Background: Lasting scars such as keloids and hypertrophic scars adversely affect a patient's quality of life. However, these scars are frequently underdiagnosed because of the complexity of the current diagnostic criteria and classification systems. This study aimed to explore the application of Large Language Models (LLMs) such as ChatGPT in diagnosing scar conditions and to propose a more accessible and straightforward diagnostic approach.

Methods: In this study, five artificial intelligence (AI) chatbots, including ChatGPT-4 (GPT-4), Bing Chat (Precise, Balanced, and Creative modes), and Bard, were evaluated for their ability to interpret clinical scar images using a standardized set of prompts. Thirty mock images of various scar types were analyzed, and each chatbot was queried five times to assess the diagnostic accuracy.

Results: GPT-4 had a significantly higher accuracy rate in diagnosing scars than Bing Chat. The overall accuracy rates of GPT-4 and Bing Chat were 36.0% and 22.0%, respectively (P = 0.027), with GPT-4 showing better performance in terms of specificity for keloids (0.6 vs. 0.006) and hypertrophic scars (0.72 vs. 0.0) than Bing Chat.

Conclusions: Although currently available LLMs show potential for use in scar diagnostics, the current technology is still under development and is not yet sufficient for clinical application standards, highlighting the need for further advancements in AI for more accurate medical diagnostics.

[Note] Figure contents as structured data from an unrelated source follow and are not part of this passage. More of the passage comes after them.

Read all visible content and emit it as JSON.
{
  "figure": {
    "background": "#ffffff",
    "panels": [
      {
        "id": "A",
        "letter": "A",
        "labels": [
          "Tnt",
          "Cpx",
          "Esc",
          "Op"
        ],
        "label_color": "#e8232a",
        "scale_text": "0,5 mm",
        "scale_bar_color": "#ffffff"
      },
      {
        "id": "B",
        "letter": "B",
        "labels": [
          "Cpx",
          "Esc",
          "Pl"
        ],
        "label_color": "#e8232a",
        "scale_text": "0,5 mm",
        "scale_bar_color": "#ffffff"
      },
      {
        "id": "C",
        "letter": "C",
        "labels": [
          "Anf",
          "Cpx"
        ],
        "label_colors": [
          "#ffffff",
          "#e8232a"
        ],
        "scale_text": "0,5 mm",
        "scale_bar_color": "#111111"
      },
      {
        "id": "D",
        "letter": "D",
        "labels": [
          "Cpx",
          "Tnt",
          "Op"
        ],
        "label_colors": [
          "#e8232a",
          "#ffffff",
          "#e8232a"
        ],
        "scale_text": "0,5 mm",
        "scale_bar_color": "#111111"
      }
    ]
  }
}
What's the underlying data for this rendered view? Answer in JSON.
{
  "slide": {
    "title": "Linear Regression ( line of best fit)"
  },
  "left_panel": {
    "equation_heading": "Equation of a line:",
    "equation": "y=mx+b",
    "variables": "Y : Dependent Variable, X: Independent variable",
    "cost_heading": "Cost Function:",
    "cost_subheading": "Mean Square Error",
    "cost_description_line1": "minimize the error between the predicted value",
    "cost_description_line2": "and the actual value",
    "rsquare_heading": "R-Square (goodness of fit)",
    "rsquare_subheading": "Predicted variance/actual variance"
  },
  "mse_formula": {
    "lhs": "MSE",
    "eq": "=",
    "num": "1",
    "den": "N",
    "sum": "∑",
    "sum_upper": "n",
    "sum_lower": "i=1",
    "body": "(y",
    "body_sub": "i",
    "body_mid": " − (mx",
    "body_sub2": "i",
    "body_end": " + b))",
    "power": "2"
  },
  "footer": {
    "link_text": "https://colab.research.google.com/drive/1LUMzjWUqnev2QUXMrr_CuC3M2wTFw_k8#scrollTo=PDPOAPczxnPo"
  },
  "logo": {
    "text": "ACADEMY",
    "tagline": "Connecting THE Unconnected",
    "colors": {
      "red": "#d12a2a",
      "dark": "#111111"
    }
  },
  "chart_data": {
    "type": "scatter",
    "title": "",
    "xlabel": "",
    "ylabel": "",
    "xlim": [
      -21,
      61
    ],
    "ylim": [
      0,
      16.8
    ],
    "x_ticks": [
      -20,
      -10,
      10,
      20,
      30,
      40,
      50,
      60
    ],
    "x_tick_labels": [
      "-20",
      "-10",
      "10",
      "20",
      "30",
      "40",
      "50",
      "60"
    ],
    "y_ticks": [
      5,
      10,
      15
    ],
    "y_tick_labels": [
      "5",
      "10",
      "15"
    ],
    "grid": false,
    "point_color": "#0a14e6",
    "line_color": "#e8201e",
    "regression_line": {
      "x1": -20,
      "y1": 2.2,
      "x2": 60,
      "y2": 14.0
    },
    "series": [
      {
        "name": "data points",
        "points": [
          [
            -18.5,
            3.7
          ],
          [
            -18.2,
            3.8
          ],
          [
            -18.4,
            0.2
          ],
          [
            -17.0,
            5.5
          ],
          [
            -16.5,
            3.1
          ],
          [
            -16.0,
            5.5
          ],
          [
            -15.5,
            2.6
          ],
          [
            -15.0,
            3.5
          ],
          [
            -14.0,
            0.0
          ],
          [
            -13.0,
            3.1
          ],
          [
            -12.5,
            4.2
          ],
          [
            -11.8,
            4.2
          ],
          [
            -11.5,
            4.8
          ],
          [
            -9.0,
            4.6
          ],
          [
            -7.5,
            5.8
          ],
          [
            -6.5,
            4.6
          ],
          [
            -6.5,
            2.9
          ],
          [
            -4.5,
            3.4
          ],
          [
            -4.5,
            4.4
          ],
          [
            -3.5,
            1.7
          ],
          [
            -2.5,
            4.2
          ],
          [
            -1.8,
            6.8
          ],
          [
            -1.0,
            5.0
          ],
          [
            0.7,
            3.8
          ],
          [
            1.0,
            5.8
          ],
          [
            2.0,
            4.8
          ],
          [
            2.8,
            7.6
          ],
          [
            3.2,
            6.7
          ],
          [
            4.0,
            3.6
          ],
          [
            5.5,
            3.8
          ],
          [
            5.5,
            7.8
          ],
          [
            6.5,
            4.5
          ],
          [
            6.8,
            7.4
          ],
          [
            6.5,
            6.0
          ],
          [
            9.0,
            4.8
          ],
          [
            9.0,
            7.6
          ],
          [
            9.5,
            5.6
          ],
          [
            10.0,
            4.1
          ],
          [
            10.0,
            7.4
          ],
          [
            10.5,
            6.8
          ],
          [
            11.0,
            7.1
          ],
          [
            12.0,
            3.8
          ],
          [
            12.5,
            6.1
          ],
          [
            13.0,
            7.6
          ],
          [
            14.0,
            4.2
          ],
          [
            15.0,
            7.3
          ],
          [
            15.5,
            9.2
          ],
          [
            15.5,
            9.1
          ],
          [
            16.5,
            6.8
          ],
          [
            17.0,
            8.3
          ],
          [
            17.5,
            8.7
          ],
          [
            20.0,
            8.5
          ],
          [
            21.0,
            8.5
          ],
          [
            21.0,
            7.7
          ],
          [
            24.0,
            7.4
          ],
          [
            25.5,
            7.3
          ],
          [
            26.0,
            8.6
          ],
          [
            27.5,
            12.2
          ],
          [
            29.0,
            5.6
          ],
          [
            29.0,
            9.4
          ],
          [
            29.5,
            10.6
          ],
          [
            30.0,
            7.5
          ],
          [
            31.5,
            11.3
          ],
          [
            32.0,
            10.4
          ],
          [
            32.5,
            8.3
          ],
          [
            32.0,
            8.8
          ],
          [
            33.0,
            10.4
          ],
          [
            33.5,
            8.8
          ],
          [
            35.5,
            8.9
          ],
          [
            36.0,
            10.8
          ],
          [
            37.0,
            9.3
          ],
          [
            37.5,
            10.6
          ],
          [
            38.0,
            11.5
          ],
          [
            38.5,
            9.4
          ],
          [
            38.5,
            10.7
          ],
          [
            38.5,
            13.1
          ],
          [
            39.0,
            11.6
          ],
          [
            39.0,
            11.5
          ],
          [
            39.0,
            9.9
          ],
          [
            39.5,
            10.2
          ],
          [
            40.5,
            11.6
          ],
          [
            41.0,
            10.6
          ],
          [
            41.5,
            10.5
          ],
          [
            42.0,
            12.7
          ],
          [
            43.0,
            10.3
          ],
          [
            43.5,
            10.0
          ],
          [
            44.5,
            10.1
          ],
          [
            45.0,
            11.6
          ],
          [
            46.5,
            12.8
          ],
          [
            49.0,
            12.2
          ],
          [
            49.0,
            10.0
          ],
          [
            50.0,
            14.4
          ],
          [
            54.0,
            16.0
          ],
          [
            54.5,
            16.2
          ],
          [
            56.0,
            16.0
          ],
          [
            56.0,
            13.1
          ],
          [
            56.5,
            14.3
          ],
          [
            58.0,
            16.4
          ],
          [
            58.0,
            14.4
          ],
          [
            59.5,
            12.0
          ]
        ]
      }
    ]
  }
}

Level of evidence iv: This journal requires that authors assign a level of evidence to each article. For a full description of these Evidence-Based Medicine ratings, please refer to the Table of Contents or the online instructions to authors www.springer.com/00266 .

Keywords: Artificial intelligence; ChatGPT; Hypertrophic scars; Keloids; Large language models.